1,5d719eab784c,*Self-Published*,Coding Projects to Help You Learn,Tackle these beginner projects during your #10...,2022-07-12 13:03:03,3.0,https://foxandcrow.medium.com/coding-projects-...,[programming]
2,9e065ebdbf01,*Self-Published*,The proper and easiest way to set cron jobs.,Your search for THE article dealing with cron ...,2022-07-12 13:29:39,3.0,https://wbarillon.medium.com/the-proper-and-ea...,[programming]
3,2adc5a07e772,7f60cf5620c9,Pandas vs Dask vs Datatable: A Performance Com...,Pandas might not be the best option anymore,2022-07-12 15:24:09,5.0,https://towardsdatascience.com/pandas-vs-dask-...,"[data-science, programming]"
4,60cad4f7b35a,*Self-Published*,My unsolicited tidbits of advice on software e...,"I started writing this a couple months back, a...",2022-07-12 01:04:44,12.0,https://atherqureshi.medium.com/my-unsolicited...,"[work, programming]"
...,...,...,...,...,...,...,...,...
195,d8c51a1b6638,*Self-Published*,Redefining Who You Are After the End of a Rela...,You can be anybody you want to be.,2022-07-12 14:27:50,4.0,https://markemilee.medium.com/redefining-who-y...,"[relationships, self]"
196,22a7f265ec10,e755eb736cc6,The Horror of Bipolar Misdiagnosis as an Autis...,Bipolar disease is a common misdiagnosis in ne...,2022-07-12 14:04:32,3.0,https://medium.com/artfullyautistic/the-horror...,"[mental-health, disability, self]"
197,e567f693be3e,ca96e9e3978f,6 Ways to Use Roam Research to Transform the W...,You haven’t used it right until you can’t live...,2022-07-12 16:15:33,5.0,https://medium.com/skilluped/6-ways-to-use-roa...,[self]
198,20e9ad0b837b,*Self-Published*,5 Things I wish I would have done more in my e...,And one I wish I hadn’t done at all.,2022-07-12 13:36:00,4.0,https://niallleah.medium.com/5-things-i-wish-i...,[self]


In [62]:
articles.to_csv('../data/articles-with-topic-label.csv', index = False)

### LatestPosts Error

This is an error being thrown by the Medium API.

In [20]:
latestposts = medium.latestposts(topic_slug = 'astronomy')

In [21]:
latestposts.articles[4].info

[ERROR]: Response: {'error': 'API is working but something unexpected occured.
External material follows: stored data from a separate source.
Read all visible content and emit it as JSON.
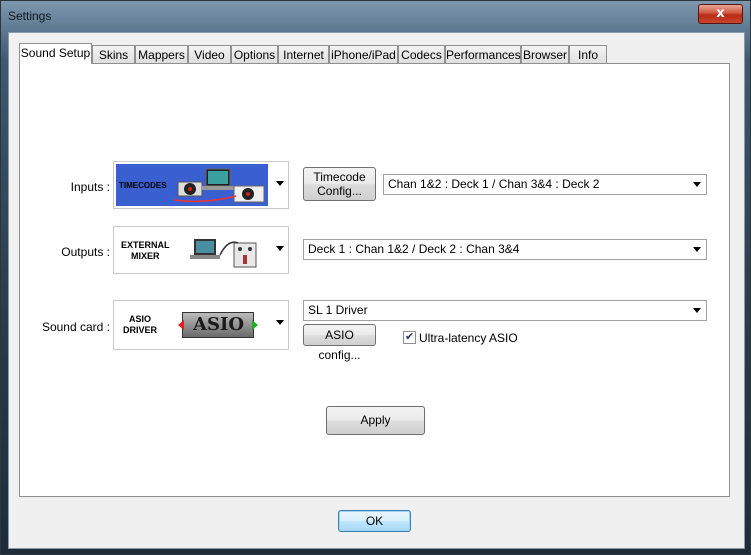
{
  "window": {
    "title": "Settings",
    "close_glyph": "x"
  },
  "tabs": [
    {
      "label": "Sound Setup",
      "active": true
    },
    {
      "label": "Skins"
    },
    {
      "label": "Mappers"
    },
    {
      "label": "Video"
    },
    {
      "label": "Options"
    },
    {
      "label": "Internet"
    },
    {
      "label": "iPhone/iPad"
    },
    {
      "label": "Codecs"
    },
    {
      "label": "Performances"
    },
    {
      "label": "Browser"
    },
    {
      "label": "Info"
    }
  ],
  "inputs": {
    "label": "Inputs :",
    "image_text": "TIMECODES",
    "timecode_button": [
      "Timecode",
      "Config..."
    ],
    "select_value": "Chan 1&2 : Deck 1 / Chan 3&4 : Deck 2"
  },
  "outputs": {
    "label": "Outputs :",
    "image_text": [
      "EXTERNAL",
      "MIXER"
    ],
    "select_value": "Deck 1 : Chan 1&2 / Deck 2 : Chan 3&4"
  },
  "soundcard": {
    "label": "Sound card :",
    "image_text": [
      "ASIO",
      "DRIVER"
    ],
    "logo_text": "ASIO",
    "select_value": "SL 1 Driver",
    "asio_config_button": "ASIO config...",
    "ultra_latency_label": "Ultra-latency ASIO",
    "ultra_latency_checked": true
  },
  "buttons": {
    "apply": "Apply",
    "ok": "OK"
  },
  "colors": {
    "timecode_bg": "#3a5fd0",
    "close_red": "#c8462e",
    "ok_border": "#3c7fb1"
  }
}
Please check your input!'}


KeyError: 'latestposts'

In location 'medium-api/src/medium_api/medium.py' line 82 is what is causing the error. This line returns an empty dictionary as the response which then on line 37 in 'medium-api/src/medium_api/_latestposts.py' when trying to call 

```python
resp['latestposts']
```

a KeyError is raised because the dictionary is empty. The status for the call is 200, but an error in the json data forces the 

```python
__get_resp()
```

function to attempt to re-try the call which is only allowed up to 3 times. I'll need to look into the json data returned by using the API with a http request instead of the python package in order to figure out what is going on here.